Meltdown ahoy!: Net king returns to save the interwebs

When Michael Jackson killed the internet

TCP/IP is a "success" because it provided a ubiquitous communications infrastructure where anything can talk to anything. It's a "disaster" because TCP/IP is not built to handle today's wealth of data, unlimited numbers of users, or mobile computing. TCP/IP comes from a world of a few, fixed PCs used by lots of users processing a relatively small quantity of data. As such, TCP/IP connects one endpoint to another using a stable, known IP address.

This is a "conversational" model borrowed from the phone system, where the endpoints are trusted and known. According to Jacobson, the problem is that people on the net aren't having "conversations" — despite what the Web 2.0 crowd say. Ninety-nine per cent of traffic is for named chunks of data — or content. People are downloading web pages or emails.

TCP/IP was not built to know what content people want, just to set up the conversation between the endpoints and to secure those connections. That's a problem because people can — and do — flock to the same servers to watch exactly the same video or get the same piece of information, and proceed to overload sections of the network and take sites down.

Connecting conversations: not the way today's web works

In the past, Jacobson has cited the example of an NBC network server severely congested with requests for 6,000 copies of the same piece of video from one year's Winter Olympics of US downhill-skiing medal winner Bodie Miller storming to victory. Everybody wanted the same video, but the NBC router had no idea. It thought it was handling 6,000 different conversations not 6,000 requests for exactly the same piece of content.

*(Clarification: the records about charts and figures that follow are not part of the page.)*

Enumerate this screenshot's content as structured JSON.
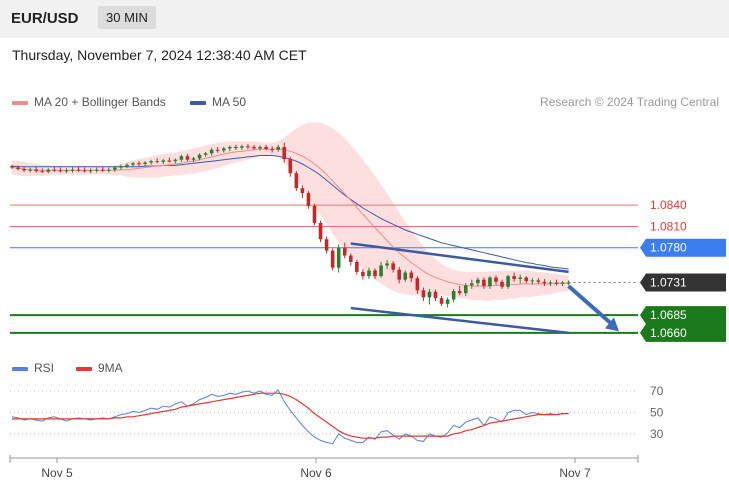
{
  "header": {
    "symbol": "EUR/USD",
    "timeframe": "30 MIN"
  },
  "datetime": "Thursday, November 7, 2024 12:38:40 AM CET",
  "legend": {
    "ma20_label": "MA 20 + Bollinger Bands",
    "ma50_label": "MA 50",
    "credit": "Research © 2024 Trading Central"
  },
  "colors": {
    "ma20": "#f28b8b",
    "ma50": "#3b5ba8",
    "band": "#fdd9d9",
    "up": "#2e7d32",
    "down": "#c62828",
    "rsi": "#5b7fdb",
    "rsi_ma": "#e53935",
    "support": "#1b7a1b",
    "resistance": "#e57373",
    "pivot": "#3c7df0",
    "last": "#333333"
  },
  "chart_data": [
    {
      "type": "candlestick",
      "title": "",
      "x_ticks": [
        "Nov 5",
        "Nov 6",
        "Nov 7"
      ],
      "ylim": [
        1.065,
        1.096
      ],
      "candles": [
        [
          1.0895,
          1.0897,
          1.0891,
          1.0893
        ],
        [
          1.0893,
          1.0896,
          1.0889,
          1.0891
        ],
        [
          1.0891,
          1.0894,
          1.0887,
          1.0889
        ],
        [
          1.0889,
          1.0893,
          1.0886,
          1.089
        ],
        [
          1.089,
          1.0894,
          1.0886,
          1.0888
        ],
        [
          1.0888,
          1.0892,
          1.0885,
          1.0887
        ],
        [
          1.0887,
          1.0892,
          1.0885,
          1.089
        ],
        [
          1.089,
          1.0894,
          1.0887,
          1.0889
        ],
        [
          1.0889,
          1.0893,
          1.0886,
          1.0888
        ],
        [
          1.0888,
          1.0892,
          1.0885,
          1.0889
        ],
        [
          1.0889,
          1.0893,
          1.0886,
          1.089
        ],
        [
          1.089,
          1.0894,
          1.0887,
          1.0889
        ],
        [
          1.0889,
          1.0893,
          1.0886,
          1.0888
        ],
        [
          1.0888,
          1.0892,
          1.0885,
          1.0889
        ],
        [
          1.0889,
          1.0893,
          1.0886,
          1.089
        ],
        [
          1.089,
          1.0894,
          1.0887,
          1.0889
        ],
        [
          1.0889,
          1.0893,
          1.0886,
          1.089
        ],
        [
          1.089,
          1.0895,
          1.0887,
          1.0893
        ],
        [
          1.0893,
          1.0897,
          1.089,
          1.0895
        ],
        [
          1.0895,
          1.0899,
          1.0892,
          1.0897
        ],
        [
          1.0897,
          1.0901,
          1.0894,
          1.0899
        ],
        [
          1.0899,
          1.0902,
          1.0895,
          1.0898
        ],
        [
          1.0898,
          1.0902,
          1.0895,
          1.09
        ],
        [
          1.09,
          1.0904,
          1.0897,
          1.0902
        ],
        [
          1.0902,
          1.0906,
          1.0899,
          1.0901
        ],
        [
          1.0901,
          1.0905,
          1.0898,
          1.0903
        ],
        [
          1.0903,
          1.0907,
          1.09,
          1.0902
        ],
        [
          1.0902,
          1.0906,
          1.0899,
          1.0904
        ],
        [
          1.0904,
          1.0911,
          1.0901,
          1.0909
        ],
        [
          1.0909,
          1.0912,
          1.0902,
          1.0904
        ],
        [
          1.0904,
          1.0908,
          1.0901,
          1.0906
        ],
        [
          1.0906,
          1.0913,
          1.0903,
          1.0911
        ],
        [
          1.0911,
          1.0915,
          1.0908,
          1.0913
        ],
        [
          1.0913,
          1.0921,
          1.091,
          1.0918
        ],
        [
          1.0918,
          1.0922,
          1.0914,
          1.0917
        ],
        [
          1.0917,
          1.0922,
          1.0914,
          1.092
        ],
        [
          1.092,
          1.0924,
          1.0916,
          1.0922
        ],
        [
          1.0922,
          1.0925,
          1.0918,
          1.0921
        ],
        [
          1.0921,
          1.0925,
          1.0918,
          1.0923
        ],
        [
          1.0923,
          1.0926,
          1.0919,
          1.0922
        ],
        [
          1.0922,
          1.0925,
          1.0918,
          1.092
        ],
        [
          1.092,
          1.0924,
          1.0917,
          1.0922
        ],
        [
          1.0922,
          1.0925,
          1.0918,
          1.0919
        ],
        [
          1.0919,
          1.0923,
          1.0914,
          1.0918
        ],
        [
          1.0918,
          1.0925,
          1.0915,
          1.0922
        ],
        [
          1.0922,
          1.0928,
          1.09,
          1.0905
        ],
        [
          1.0905,
          1.0908,
          1.088,
          1.0885
        ],
        [
          1.0885,
          1.0888,
          1.086,
          1.0864
        ],
        [
          1.0864,
          1.0868,
          1.085,
          1.0857
        ],
        [
          1.0857,
          1.086,
          1.0835,
          1.0839
        ],
        [
          1.0839,
          1.0842,
          1.0812,
          1.0815
        ],
        [
          1.0815,
          1.0818,
          1.0788,
          1.0792
        ],
        [
          1.0792,
          1.0796,
          1.0772,
          1.0776
        ],
        [
          1.0776,
          1.0779,
          1.0748,
          1.0752
        ],
        [
          1.0752,
          1.0785,
          1.0745,
          1.078
        ],
        [
          1.078,
          1.0787,
          1.0765,
          1.0769
        ],
        [
          1.0769,
          1.0772,
          1.0755,
          1.076
        ],
        [
          1.076,
          1.0763,
          1.0742,
          1.0746
        ],
        [
          1.0746,
          1.075,
          1.0735,
          1.074
        ],
        [
          1.074,
          1.0752,
          1.0736,
          1.0748
        ],
        [
          1.0748,
          1.0751,
          1.0736,
          1.074
        ],
        [
          1.074,
          1.076,
          1.0738,
          1.0755
        ],
        [
          1.0755,
          1.0763,
          1.075,
          1.0758
        ],
        [
          1.0758,
          1.0761,
          1.0745,
          1.0749
        ],
        [
          1.0749,
          1.0753,
          1.073,
          1.0735
        ],
        [
          1.0735,
          1.0748,
          1.0732,
          1.0745
        ],
        [
          1.0745,
          1.0748,
          1.0732,
          1.0737
        ],
        [
          1.0737,
          1.074,
          1.0715,
          1.072
        ],
        [
          1.072,
          1.0724,
          1.0705,
          1.071
        ],
        [
          1.071,
          1.0722,
          1.07,
          1.0718
        ],
        [
          1.0718,
          1.0721,
          1.0705,
          1.0709
        ],
        [
          1.0709,
          1.0712,
          1.0698,
          1.0701
        ],
        [
          1.0701,
          1.071,
          1.0696,
          1.0707
        ],
        [
          1.0707,
          1.0722,
          1.0703,
          1.0719
        ],
        [
          1.0719,
          1.0726,
          1.0713,
          1.0716
        ],
        [
          1.0716,
          1.073,
          1.0712,
          1.0727
        ],
        [
          1.0727,
          1.0735,
          1.0722,
          1.073
        ],
        [
          1.073,
          1.0738,
          1.0726,
          1.0735
        ],
        [
          1.0735,
          1.0738,
          1.0722,
          1.0726
        ],
        [
          1.0726,
          1.074,
          1.0722,
          1.0738
        ],
        [
          1.0738,
          1.0741,
          1.0728,
          1.0732
        ],
        [
          1.0732,
          1.0735,
          1.0722,
          1.0725
        ],
        [
          1.0725,
          1.0742,
          1.0722,
          1.074
        ],
        [
          1.074,
          1.0745,
          1.0732,
          1.0736
        ],
        [
          1.0736,
          1.0742,
          1.073,
          1.0738
        ],
        [
          1.0738,
          1.074,
          1.073,
          1.0733
        ],
        [
          1.0733,
          1.0737,
          1.0728,
          1.0734
        ],
        [
          1.0734,
          1.0737,
          1.0729,
          1.0732
        ],
        [
          1.0732,
          1.0736,
          1.0726,
          1.073
        ],
        [
          1.073,
          1.0734,
          1.0726,
          1.0731
        ],
        [
          1.0731,
          1.0735,
          1.0727,
          1.0729
        ],
        [
          1.0729,
          1.0733,
          1.0726,
          1.0731
        ],
        [
          1.0731,
          1.0734,
          1.0727,
          1.0731
        ]
      ],
      "ma20": [
        1.0893,
        1.0892,
        1.0891,
        1.089,
        1.089,
        1.0889,
        1.0889,
        1.0889,
        1.0889,
        1.0889,
        1.0889,
        1.0889,
        1.0889,
        1.0889,
        1.0889,
        1.0889,
        1.0889,
        1.0889,
        1.089,
        1.089,
        1.0891,
        1.0892,
        1.0893,
        1.0894,
        1.0895,
        1.0896,
        1.0897,
        1.0898,
        1.0899,
        1.0901,
        1.0902,
        1.0904,
        1.0906,
        1.0908,
        1.091,
        1.0912,
        1.0914,
        1.0915,
        1.0916,
        1.0917,
        1.0918,
        1.0919,
        1.0919,
        1.0919,
        1.0919,
        1.0918,
        1.0916,
        1.0913,
        1.0909,
        1.0904,
        1.0898,
        1.0891,
        1.0883,
        1.0874,
        1.0865,
        1.0856,
        1.0847,
        1.0837,
        1.0827,
        1.0818,
        1.0808,
        1.0799,
        1.079,
        1.0781,
        1.0773,
        1.0766,
        1.0759,
        1.0753,
        1.0747,
        1.0742,
        1.0738,
        1.0735,
        1.0732,
        1.073,
        1.0728,
        1.0727,
        1.0726,
        1.0726,
        1.0726,
        1.0726,
        1.0727,
        1.0727,
        1.0728,
        1.0728,
        1.0729,
        1.0729,
        1.0729,
        1.0729,
        1.0729,
        1.0729,
        1.073,
        1.073,
        1.073
      ],
      "bb_upper": [
        1.0903,
        1.0902,
        1.0901,
        1.0899,
        1.0898,
        1.0897,
        1.0896,
        1.0895,
        1.0895,
        1.0895,
        1.0895,
        1.0895,
        1.0895,
        1.0895,
        1.0895,
        1.0895,
        1.0895,
        1.0896,
        1.0898,
        1.09,
        1.0903,
        1.0905,
        1.0907,
        1.0909,
        1.0911,
        1.0912,
        1.0913,
        1.0914,
        1.0916,
        1.0918,
        1.092,
        1.0922,
        1.0924,
        1.0926,
        1.0928,
        1.0929,
        1.093,
        1.093,
        1.093,
        1.093,
        1.093,
        1.0929,
        1.0928,
        1.0928,
        1.093,
        1.0935,
        1.0942,
        1.0948,
        1.0953,
        1.0956,
        1.0957,
        1.0956,
        1.0953,
        1.0948,
        1.0942,
        1.0934,
        1.0925,
        1.0915,
        1.0904,
        1.0893,
        1.0881,
        1.0869,
        1.0856,
        1.0843,
        1.083,
        1.0817,
        1.0805,
        1.0793,
        1.0782,
        1.0772,
        1.0764,
        1.0757,
        1.0752,
        1.0749,
        1.0747,
        1.0746,
        1.0746,
        1.0746,
        1.0746,
        1.0747,
        1.0747,
        1.0748,
        1.0748,
        1.0748,
        1.0748,
        1.0748,
        1.0747,
        1.0746,
        1.0745,
        1.0744,
        1.0743,
        1.0742,
        1.0741
      ],
      "bb_lower": [
        1.0883,
        1.0882,
        1.0881,
        1.0881,
        1.0882,
        1.0881,
        1.0882,
        1.0883,
        1.0883,
        1.0883,
        1.0883,
        1.0883,
        1.0883,
        1.0883,
        1.0883,
        1.0883,
        1.0883,
        1.0882,
        1.0882,
        1.088,
        1.0879,
        1.0879,
        1.0879,
        1.0879,
        1.0879,
        1.088,
        1.0881,
        1.0882,
        1.0882,
        1.0884,
        1.0884,
        1.0886,
        1.0888,
        1.089,
        1.0892,
        1.0895,
        1.0898,
        1.09,
        1.0902,
        1.0904,
        1.0906,
        1.0909,
        1.091,
        1.091,
        1.0908,
        1.0901,
        1.089,
        1.0878,
        1.0865,
        1.0852,
        1.0839,
        1.0826,
        1.0813,
        1.08,
        1.0788,
        1.0778,
        1.0769,
        1.0759,
        1.075,
        1.0743,
        1.0735,
        1.0729,
        1.0724,
        1.0719,
        1.0716,
        1.0715,
        1.0713,
        1.0713,
        1.0712,
        1.0712,
        1.0712,
        1.0713,
        1.0712,
        1.0711,
        1.0709,
        1.0708,
        1.0706,
        1.0706,
        1.0706,
        1.0705,
        1.0707,
        1.0706,
        1.0708,
        1.0708,
        1.071,
        1.071,
        1.0711,
        1.0712,
        1.0713,
        1.0714,
        1.0717,
        1.0718,
        1.0719
      ],
      "ma50": [
        1.0895,
        1.0894,
        1.0894,
        1.0894,
        1.0894,
        1.0894,
        1.0894,
        1.0894,
        1.0894,
        1.0894,
        1.0894,
        1.0894,
        1.0894,
        1.0894,
        1.0894,
        1.0894,
        1.0894,
        1.0894,
        1.0894,
        1.0894,
        1.0894,
        1.0894,
        1.0895,
        1.0895,
        1.0895,
        1.0896,
        1.0896,
        1.0896,
        1.0897,
        1.0898,
        1.0899,
        1.09,
        1.0901,
        1.0902,
        1.0903,
        1.0904,
        1.0905,
        1.0906,
        1.0907,
        1.0908,
        1.0909,
        1.091,
        1.091,
        1.091,
        1.0909,
        1.0907,
        1.0905,
        1.0902,
        1.0898,
        1.0893,
        1.0888,
        1.0882,
        1.0875,
        1.0868,
        1.0861,
        1.0854,
        1.0848,
        1.0842,
        1.0836,
        1.0831,
        1.0826,
        1.0821,
        1.0817,
        1.0813,
        1.0809,
        1.0805,
        1.0802,
        1.0799,
        1.0796,
        1.0793,
        1.079,
        1.0787,
        1.0785,
        1.0783,
        1.0781,
        1.0779,
        1.0777,
        1.0775,
        1.0773,
        1.0771,
        1.0769,
        1.0767,
        1.0765,
        1.0763,
        1.0761,
        1.0759,
        1.0758,
        1.0756,
        1.0755,
        1.0753,
        1.0752,
        1.0751,
        1.075
      ],
      "levels": [
        {
          "value": 1.084,
          "label": "1.0840",
          "kind": "resistance"
        },
        {
          "value": 1.081,
          "label": "1.0810",
          "kind": "resistance"
        },
        {
          "value": 1.078,
          "label": "1.0780",
          "kind": "pivot"
        },
        {
          "value": 1.0731,
          "label": "1.0731",
          "kind": "last"
        },
        {
          "value": 1.0685,
          "label": "1.0685",
          "kind": "support"
        },
        {
          "value": 1.066,
          "label": "1.0660",
          "kind": "support"
        }
      ],
      "channel": {
        "upper": [
          [
            56,
            1.0786
          ],
          [
            92,
            1.0746
          ]
        ],
        "lower": [
          [
            56,
            1.0695
          ],
          [
            92,
            1.066
          ]
        ]
      },
      "forecast_arrow": [
        [
          92,
          1.0726
        ],
        [
          100,
          1.0665
        ]
      ]
    },
    {
      "type": "line",
      "title": "",
      "legend": [
        "RSI",
        "9MA"
      ],
      "y_ticks": [
        70,
        50,
        30
      ],
      "ylim": [
        15,
        85
      ],
      "series": [
        {
          "name": "RSI",
          "values": [
            46,
            45,
            43,
            44,
            43,
            42,
            45,
            46,
            44,
            42,
            44,
            45,
            44,
            43,
            44,
            45,
            44,
            46,
            48,
            49,
            51,
            50,
            52,
            54,
            53,
            56,
            55,
            58,
            60,
            56,
            58,
            62,
            64,
            67,
            65,
            66,
            68,
            67,
            69,
            70,
            68,
            70,
            67,
            66,
            71,
            60,
            52,
            45,
            38,
            32,
            27,
            24,
            22,
            21,
            30,
            26,
            24,
            22,
            22,
            27,
            25,
            32,
            33,
            29,
            25,
            30,
            28,
            24,
            23,
            30,
            28,
            27,
            31,
            38,
            36,
            41,
            43,
            45,
            38,
            46,
            44,
            41,
            50,
            52,
            52,
            48,
            50,
            49,
            48,
            49,
            48,
            49,
            49
          ]
        },
        {
          "name": "9MA",
          "values": [
            44,
            44,
            44,
            44,
            44,
            44,
            44,
            44,
            44,
            44,
            44,
            44,
            44,
            44,
            44,
            44,
            44,
            45,
            45,
            46,
            46,
            47,
            48,
            49,
            50,
            51,
            52,
            53,
            55,
            56,
            57,
            58,
            59,
            60,
            61,
            62,
            63,
            64,
            65,
            66,
            67,
            68,
            68,
            68,
            68,
            67,
            65,
            62,
            58,
            54,
            49,
            45,
            41,
            37,
            33,
            30,
            28,
            27,
            26,
            26,
            26,
            27,
            27,
            28,
            28,
            28,
            28,
            28,
            28,
            28,
            28,
            28,
            28,
            30,
            31,
            33,
            34,
            36,
            38,
            40,
            41,
            42,
            43,
            44,
            45,
            46,
            47,
            48,
            48,
            48,
            48,
            49,
            49
          ]
        }
      ]
    }
  ]
}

More recently, in the summer of 2009, we saw the same effect when Google News, TMZ, Twitter, the LA Times, and other sites all slowed down or failed as people rushed the web to find out about one big event: the death of Michael Jackson. CNN claimed a fivefold rise in traffic in just over an hour, receiving 20 million page views in the hour the story broke.

Network overload isn't the only problem. Privacy is an issue too. Over on sites like Facebook, as you post content, you're offered such broad disclosure options that they really provide very little control. Your choices are friends, friends and acquaintances, or world + dog. These are not very accommodating if you want to broadcast, on a case-by-case basis, specific content to only a select group of people — such as a video of your toddler walking meant for the grandparents, maybe a post about yourself wearing your airline's uniform in an out-of-work context, or just share your contact details.

YouTube is similar. You can upload your video, but if you want only selected people to see it, then you have to make sure the recipients have a YouTube account — which suits YouTube's owner Google because it wants to serve more ads to as many people as possible. Otherwise, you can upload your videos to YouTube's "unlisted category", which won't put your video in YouTube's search results, but it does mean your video can be shared by anyone who happens to come across it. And I do mean anyone.

"We have these wonderful, useful web services like Twitter and Facebook and YouTube, but by their nature you got to make a lot of privacy compromises because they are aggregating the content in one place to distribute it," Van Jacobson told us. "That's because the architecture doesn't solve scalable content distribution."

Research dead end

One way around this is to broadcast that video of the kids to the grandparents, but then the ISP would shut you down for file-sharing. "The only way I can do that is to upload the videos to YouTube, but then I have to work in their business model and their privacy mode. I'd like to encrypt them and hand out the keys to the people," he said.

Another problem in the TCP/IP world is that hackers and spammers get a foot in the door. You may well be getting a secure TCP/IP packet signed by your bank's web site, but what if the site's been compromised and that packet you're downloading contains a worm or a keystroke logger as we speak? TCP/IP doesn't know, because it doesn't know what the content is.

Jacobson reckons that network research in the US has failed to keep pace with any of this. Since the middle of the last decade, network research has been stuck in a dead end when this should be a wonderful time thanks to ubiquitous wireless and phones, and a wealth of information available and retrievable through things such as Google indexing.